What inspired lovetempo, and this “music for lonely hearts” sound?
I was on tour with Poolside, making music in my hotel room and on the tour bus. I had a lot of downtime and I wanted to make music with a groove to help distract myself from a recent heartbreak. I feel like a lot of the best dance tracks are born from pain.
Your debut lovetempo track, Turnaround, was released on Razor-N-Tape. How did you hook up with RNT?
Andrew Raposo, from Midnight Magic, who also plays bass in 79.5, shared the lovetempo E.P. with JKriv and Aaron and they were very enthusiastic about the music! Things got rolling from there.
What other musicians are you working with on the lovetempo project?
I played bass, sang, programmed the drums, and played most of the synths.
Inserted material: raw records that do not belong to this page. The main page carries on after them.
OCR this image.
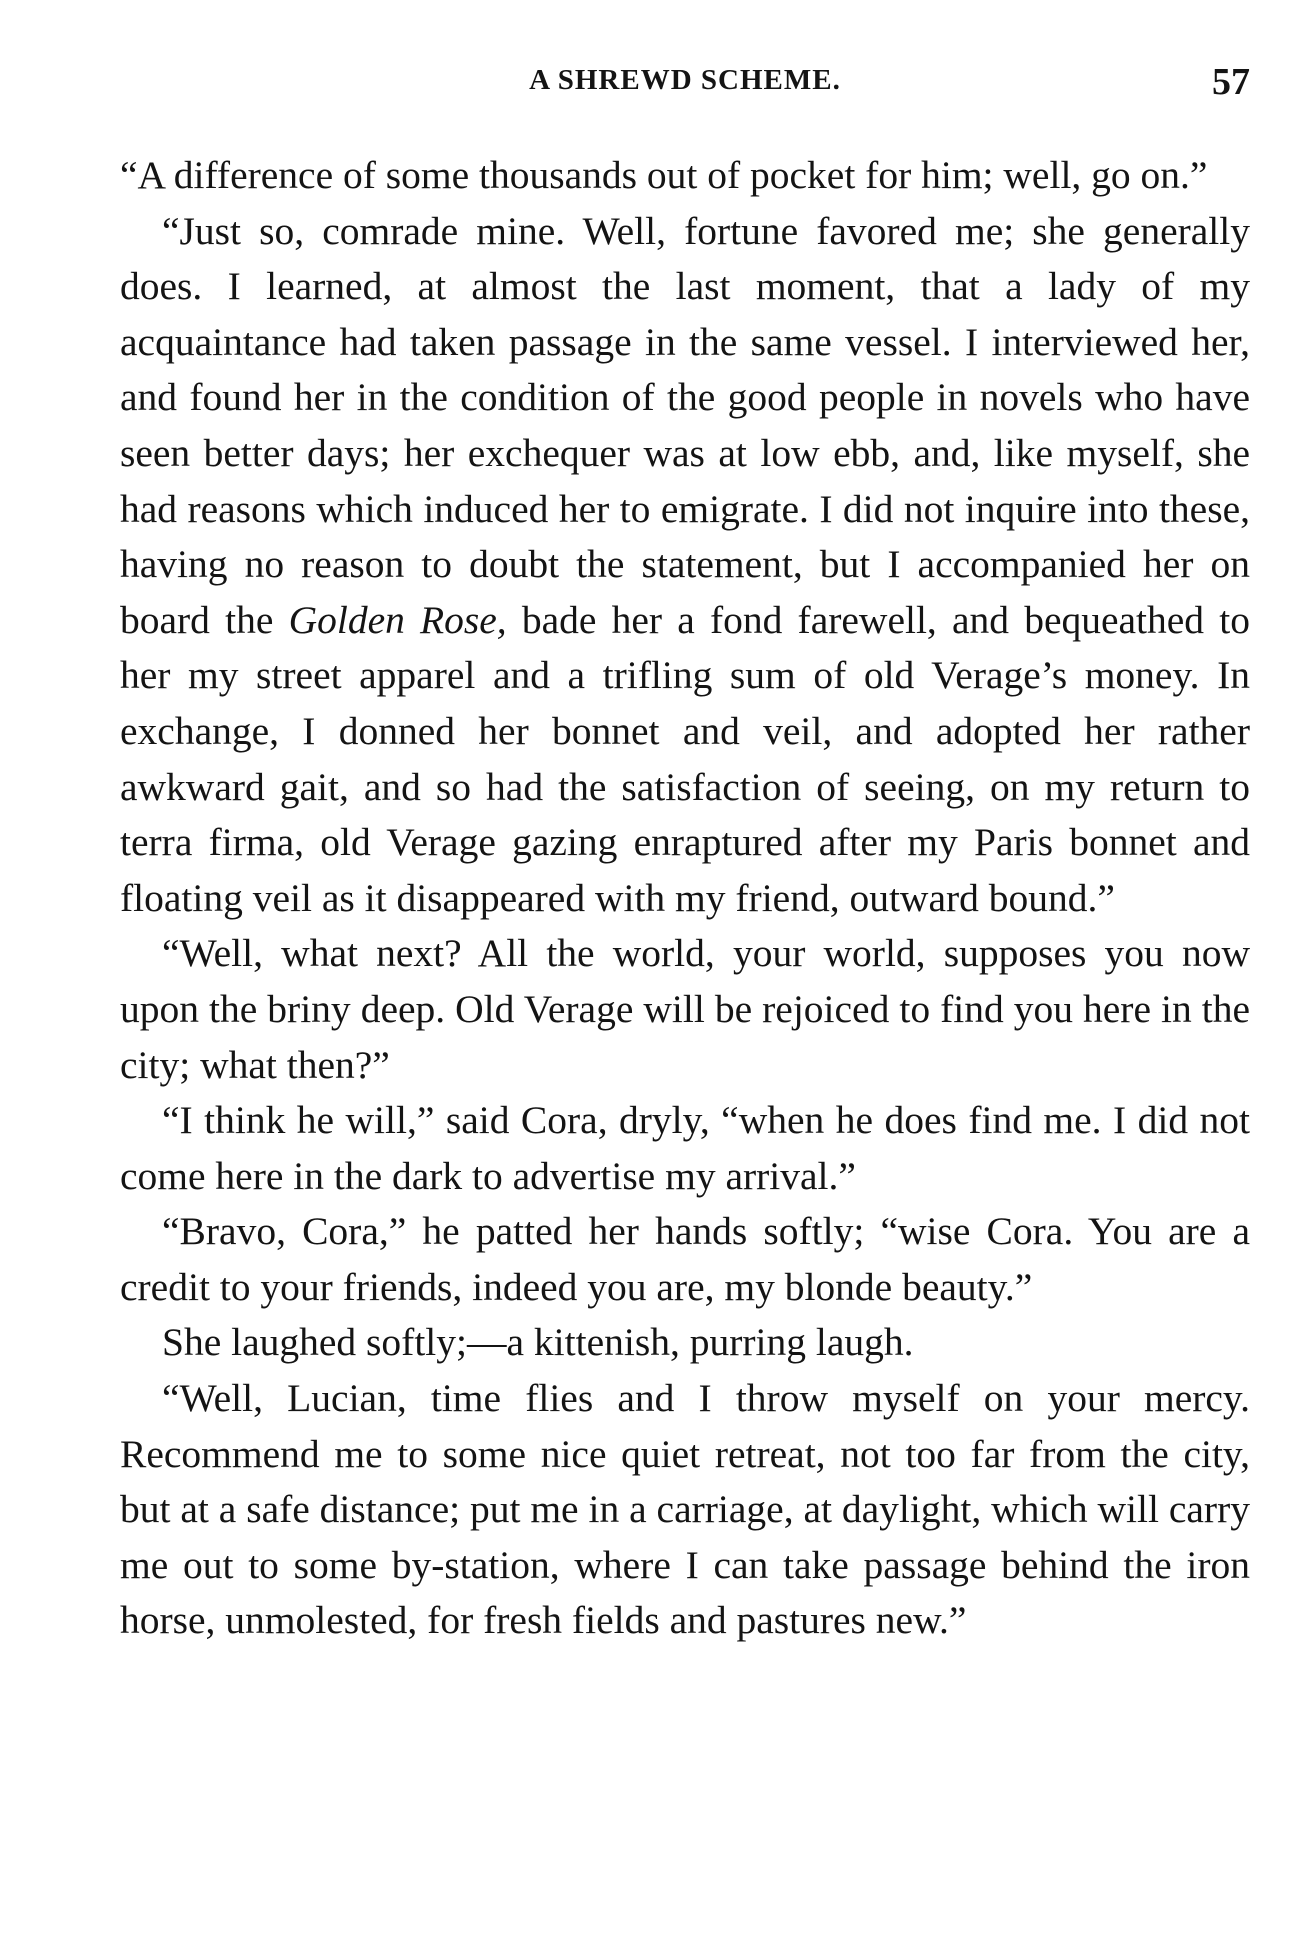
A SHREWD SCHEME.	57

“A difference of some thousands out of pocket for him; well, go on.”

“Just so, comrade mine. Well, fortune favored me; she generally does. I learned, at almost the last moment, that a lady of my acquaintance had taken passage in the same vessel. I interviewed her, and found her in the condition of the good people in novels who have seen better days; her exchequer was at low ebb, and, like myself, she had reasons which induced her to emigrate. I did not inquire into these, having no reason to doubt the statement, but I accompanied her on board the Golden Rose, bade her a fond farewell, and bequeathed to her my street apparel and a trifling sum of old Verage’s money. In exchange, I donned her bonnet and veil, and adopted her rather awkward gait, and so had the satisfaction of seeing, on my return to terra firma, old Verage gazing enraptured after my Paris bonnet and floating veil as it disappeared with my friend, outward bound.”

“Well, what next? All the world, your world, supposes you now upon the briny deep. Old Verage will be rejoiced to find you here in the city; what then?”

“I think he will,” said Cora, dryly, “when he does find me. I did not come here in the dark to advertise my arrival.”

“Bravo, Cora,” he patted her hands softly; “wise Cora. You are a credit to your friends, indeed you are, my blonde beauty.”

She laughed softly;—a kittenish, purring laugh.

“Well, Lucian, time flies and I throw myself on your mercy. Recommend me to some nice quiet retreat, not too far from the city, but at a safe distance; put me in a carriage, at daylight, which will carry me out to some by-station, where I can take passage behind the iron horse, unmolested, for fresh fields and pastures new.”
Morgan Wiley, who used to be in Midnight Magic and now works with Adi Oasis, played all the Wurlitzer on these records, Brijean Murphy, who also plays in Poolside and has her own awesome project Brijean, played congas on the first couple of tracks I made, and Alberto Lopez, a badass percussionist out of LA, has played on a few as well. My friends, Mel Chambers and Meka Brown, added some additional vocals on The Sun. Grant Zubritsky, who I also met working on Poolside stuff, played sax on What To Do But Love You, and did some additional production on all the tracks on the E.P.
Can you please talk us through the E.P. a little?
The One is the first track on the E.P., and the first song I made for this project. I came up with the basic drums, bassline, and vocal in an Oslo hotel room on the first day of Poolside’s European tour with Tycho in February 2020. I also wrote There’s No You on that same trip, and then worked on them remotely with Morgan, Brijean, and Grant during the pandemic, in the summer of 2020, to fill them out and finish it up. What To Do But Love You was co-written with Grant later on. We based it on a sax part that he wrote for the ending of There’s No You that didn’t end up making the final version but seemed like a great seed for a new song. The Sun was just a happy bassline that got stuck in my head. I wanted to have something a little more upbeat to close out the record. Razor N Tape got Yuksek to do a remix, which was a true joy. I love his music. The overall vibe is all about having a good time and dancing the pain away.
You`ve covered so much ground in your career. Are there any musical ambitions that you’ve yet to fulfil?
As an artist I just hope I continue to be inspired to make new things that I’m excited about!
You`ve spent your life working in the music industry. If you didn’t follow this path, what else do you think you might have ended up doing?
I can’t even imagine it really, but if I had to quit music, I would probably switch things up and do something to try to help people. Making music is magical, but it can feel like a very self-indulgent way to live one’s life.
lovetempo`s debut E.P. is out today, April 28th, on Razor N Tape.